Les erreurs de diagnostic peuvent entraîner une augmentation sensible de la morbidité et de la mortalité palustres. L’accessibilité à des dispositifs permettant de mettre en évidence rapidement et avec exactitude la présence de plasmodies est un facteur important en faveur d’une utilisation rationnelle des médicaments de plus en plus coûteux que l’on doit utiliser dans beaucoup de zones d’endémie. Si l’examen microscopique classique reste, dans la plupart des cas, la principale méthode pour la recherche des plasmodies, les tests de diagnostic rapide (TDR) permettent également pour la première fois de poser un diagnostic exact de la maladie chez toutes les populations exposées au risque, du fait qu’on peut en faire bénéficier celles qui n’ont pas accès à des services assurant un bon examen microscopique.
Les TDR pour le paludisme, connues parfois sous la dénomination de «bandelettes réactives» ou de «dispositifs de diagnostic rapide du paludisme» (MRDD, selon le sigle anglo-saxon), sont des dispositifs d’immunochromatographie à flux latéral qui permettent de déceler certains antigènes plasmodiaux spécifiques (protéines). Ces antigènes sont présents dans le sang des sujets infectés ou récemment infectés. Leur présence se signale par le changement de couleur d’une bandelette absorbante. Certains TDR ne peuvent déceler qu’une seule espèce de plasmodie (P. falciparum), en général par la mise en évidence d’une protéine appelée protéine-2 riche en histidine ou HRP2 ou d’une enzyme spécifique, la lactate-déshydrogénase parasitaire ou pLDH. Il y a aussi des tests qui permettent de déceler la présence d’autres espèces parasitaires en réagissant avec des antigènes différents.
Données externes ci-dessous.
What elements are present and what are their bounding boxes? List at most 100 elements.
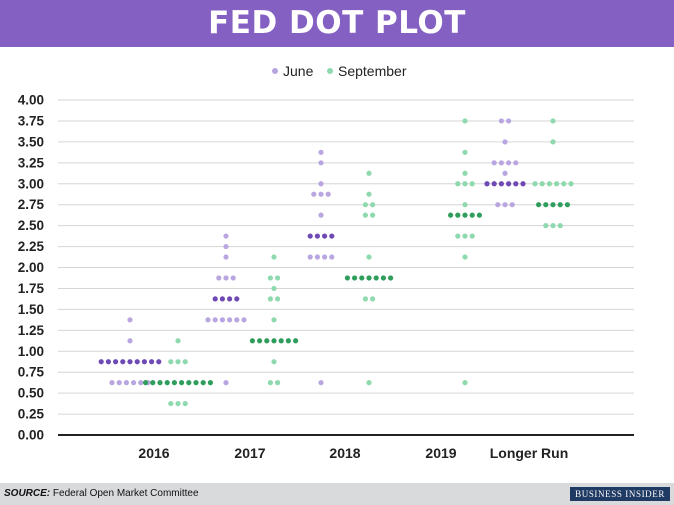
y-tick-label: 0.00 (18, 428, 44, 443)
dot (329, 254, 335, 260)
median-dot (469, 212, 475, 218)
dot (205, 317, 211, 323)
dot (271, 359, 277, 365)
dot (318, 212, 324, 218)
dot (370, 296, 376, 302)
dot (168, 359, 174, 365)
dot (223, 233, 229, 239)
median-dot (520, 181, 526, 187)
dot (491, 160, 497, 166)
dot (498, 118, 504, 124)
dot (267, 380, 273, 386)
dot (550, 223, 556, 229)
median-dot (134, 359, 140, 365)
brand-logo: BUSINESS INSIDER (570, 487, 670, 501)
dot (462, 380, 468, 386)
dot (509, 202, 515, 208)
dot (543, 223, 549, 229)
dot (498, 160, 504, 166)
median-dot (149, 359, 155, 365)
x-tick-label: 2017 (234, 445, 265, 461)
dot (223, 254, 229, 260)
median-dot (171, 380, 177, 386)
median-dot (200, 380, 206, 386)
median-dot (536, 202, 542, 208)
median-dot (264, 338, 270, 344)
source-text: Federal Open Market Committee (52, 488, 199, 499)
dot (462, 202, 468, 208)
dot (539, 181, 545, 187)
median-dot (293, 338, 299, 344)
median-dot (455, 212, 461, 218)
dot (127, 338, 133, 344)
dot (366, 170, 372, 176)
median-dot (227, 296, 233, 302)
dot (123, 380, 129, 386)
dot (318, 160, 324, 166)
y-tick-label: 2.00 (18, 260, 44, 275)
median-dot (113, 359, 119, 365)
dot (561, 181, 567, 187)
dot (506, 160, 512, 166)
dot (230, 275, 236, 281)
median-dot (212, 296, 218, 302)
median-dot (143, 380, 149, 386)
y-tick-label: 0.25 (18, 407, 45, 422)
y-tick-label: 2.75 (18, 197, 45, 212)
dot (366, 254, 372, 260)
dot (554, 181, 560, 187)
dot (462, 118, 468, 124)
dot (275, 380, 281, 386)
y-tick-label: 1.25 (18, 323, 45, 338)
median-dot (164, 380, 170, 386)
median-dot (285, 338, 291, 344)
dot (307, 254, 313, 260)
dot (223, 275, 229, 281)
median-dot (380, 275, 386, 281)
dot (311, 191, 317, 197)
x-tick-label: 2019 (425, 445, 456, 461)
chart-title: FED DOT PLOT (208, 5, 466, 41)
median-dot (219, 296, 225, 302)
median-dot (448, 212, 454, 218)
y-tick-label: 2.50 (18, 218, 44, 233)
dot (550, 118, 556, 124)
dot (219, 317, 225, 323)
dot (462, 181, 468, 187)
dot (462, 149, 468, 155)
dot (362, 202, 368, 208)
median-dot (476, 212, 482, 218)
median-dot (344, 275, 350, 281)
median-dot (329, 233, 335, 239)
dot (532, 181, 538, 187)
legend-label: September (338, 63, 407, 79)
dot (212, 317, 218, 323)
dot (322, 254, 328, 260)
dot (127, 317, 133, 323)
dot (175, 338, 181, 344)
y-tick-label: 3.50 (18, 134, 44, 149)
median-dot (157, 380, 163, 386)
dot (223, 380, 229, 386)
dot (234, 317, 240, 323)
median-dot (193, 380, 199, 386)
median-dot (550, 202, 556, 208)
title-banner: FED DOT PLOT (0, 0, 674, 47)
median-dot (543, 202, 549, 208)
dot (109, 380, 115, 386)
median-dot (105, 359, 111, 365)
dot (325, 191, 331, 197)
median-dot (150, 380, 156, 386)
y-tick-label: 1.50 (18, 302, 44, 317)
dot (271, 254, 277, 260)
dot (550, 139, 556, 145)
median-dot (352, 275, 358, 281)
y-tick-label: 4.00 (18, 93, 44, 108)
dot (241, 317, 247, 323)
y-tick-label: 3.25 (18, 155, 45, 170)
dot (455, 181, 461, 187)
dot (175, 359, 181, 365)
median-dot (484, 181, 490, 187)
dot (227, 317, 233, 323)
dot (138, 380, 144, 386)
Il existe trois types de TDR. Le plus simple se présente sous la forme d’une bandelette réactive que l’on plonge dans un godet ou un puits contenant du sang et un tampon. La bandelette peut être incluse dans une cassette en plastique ou fixée sur une carte. Les cassettes et les cartes ont tendance à être plus chères mais sont d’une utilisation plus facile.
L’utilité des TDR varie selon la situation épidémiologique et les ressources disponibles, notamment la prévalence du parasite, la possibilité de poser le bon diagnostic par examen microscopique, ainsi que le coût du traitement et du test lui-même. Ces tests trouvent des applications dans la prise en charge des cas, dans le dépistage ou encore dans l’investigation et la surveillance des épidémies.
Pour l’instant, l’OMS ne recommande aucun type ou marque en particulier, mais elle est favorable à l’utilisation des TDR pour la prise en charge du paludisme, conformément aux lignes directrices qui figurent dans ses diverses publications. Le site internet http://www.wpro.int/rdt donne la liste des principaux fabricants et distributeurs qui sont connus de l’OMS. Cette liste n’a pas été établie à partir de considérations de qualité; elle se borne uniquement à donner des informations sur les tests de diagnostic rapide qui, à la connaissance de l’OMS, sont disponibles sur le marché.